I have the above rgb image saved as tux.jpg
. Now I want to get the closest approximation to this image that is an outer product of two vectors I.e of the form A·BT.
Here is my code -
#load image to memory
import Image
im = Image.open('tux.jpg','r')
#save image to numpy array
import numpy as np
mat = np.asfarray(im.convert(mode='L')) # mat is a numpy array of dimension 354*300
msizex,msizey = mat.shape
x0 = np.sum(mat,axis=1)/msizex
y0 = np.sum(mat,axis=0)/msizey
X0 = np.concatenate((x0,y0)) # X0.shape is (654,)
# define error of outer product with respect to original image
def sumsquares(X):
""" sum of squares -
calculates the difference between original and outer product
input X is a 1D numpy array with the first 354 elements
representing vector A and the rest 300 representing vector B.

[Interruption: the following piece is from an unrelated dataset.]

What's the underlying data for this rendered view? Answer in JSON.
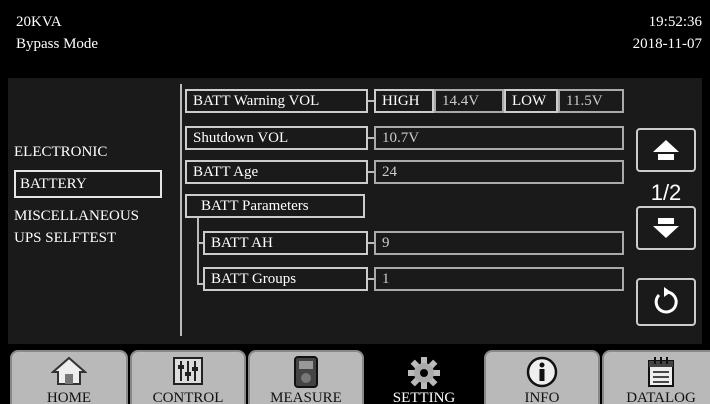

The error is obtained by subtracting the trial $A\cdot B^T$
from the original and then adding the square of all entries in
the matrix.
"""
assert X.shape[0] == msizex+msizey
x = X0[:msizex]
y = X0[msizex:]
return np.sum(
(
np.outer(x,y) - mat
)**2
)
#import minimize
from scipy.optimize import minimize
res = minimize(sumsquares, X0,
method='nelder-mead',
options={'disp':True}
)
xout = res.x[:msizex]
yout = res.x[msizex:]
mout = np.outer(xout,yout)
imout= Image.fromarray(mout,mode='L')
imout.show()
Optimization terminated successfully.
Current function value: 158667093349733.531250
Iterations: 19
Function evaluations: 12463
This doesn't look good enough to me. Is there any way to improve this? The noise in the output is not even of the same length as the structures in the original picture. My guess is that the algorithm isn't going through. How can I debug or improve this?
EDIT1: I created the image below with the code
size = 256
mat0 = np.zeros((size,size))
mat0[size/4:3*size/4,size/4:3*size/4] = 1000
#mat0[size/4:3*size/4,] = 1000
#mat0[:3*size/4,size/4:] = 1000
im0 = Image.fromarray(mat0)
im0.show()
The two commented out lines result in two other images. Here are the result of my experiments -
While this is much better than what I expected, cases 2 and 3 still end up being wrong. I hope that the arguments to the minimize
function mean what I think they mean.
1) The rendering problem of the first image seems to be an issue in the conversion from numpy array to image. I get the right rendering by running:
imout = Image.fromarray(mout/np.max(mout)*255)
(i.e. normalize the image to a maximum value of 255 and let it determine the mode automatically).
In general, to check that Image.fromarray is working, it is useful to compare the output of imout.show() with
import matplotlib.pyplot as plt
plt.matshow(mout/np.max(mout)*255, cmap=plt.cm.gray)
and you should get the same results. BTW, by doing that, I get all the 3 other cases correct.
2) Secondly, the main problem with tux.png is that it is not possible to reconstruct an image with such a detailed structure with only an outer product of two 1-D vectors.
(This tends to work for simple images such as the blocky ones shown above, but not for an image with few symmetries and many details).
To prove the point:
There exist matrix factorization techniques that allow reconstructing a matrix as the product of two low-rank matrices M=AB, such as sklearn.decomposition.NMF.
In this case, setting the rank of A and B to 1 would be equivalent to your problem (with a different optimization technique).
Playing with the code below you can easily see that with n_components=1 (which is equivalent to an outer product of two 1-D vectors), the resulting reconstructed matrix looks very similar to the one outputted by your method, and that with bigger n_components, the better the reconstruction.
For reproducibility:
import matplotlib.pyplot as plt
from sklearn.decomposition import NMF
nmf = NMF(n_components=20)
prj = nmf.fit_transform(mat)
out = prj.dot(nmf.components_)
out = np.asarray(out, dtype=float)
imout = Image.fromarray(out)
imout.show()
For illustration, this is the NMF reconstruction with 1 component (this is exactly an outer product between two 1-D vectors):
With 2 components:
And this is the NMF reconstruction with 20 components.
Which clearly indicates that a single 1-D outer product is not enough for this images. However it works for the blocky images.
If you are not restricted to an outer product of vectors, then matrix factorization can be an alternative. BTW, there exist a vast number of matrix factorization techniques. Another alternative in sklearn is SVD.
3) Finally, there may be a scaling issue in x0 and y0. Note that the elements of np.outer(x0, y0) are orders of magnitude higher than the elements of mat.
Although I still get good results for the 3 blocky examples with the code provided, in general it is a good practice to have comparable scales when taking square differences. For instance, you might want to scale x0 and y0 so that the norm of np.outer is comparable to the one of mat.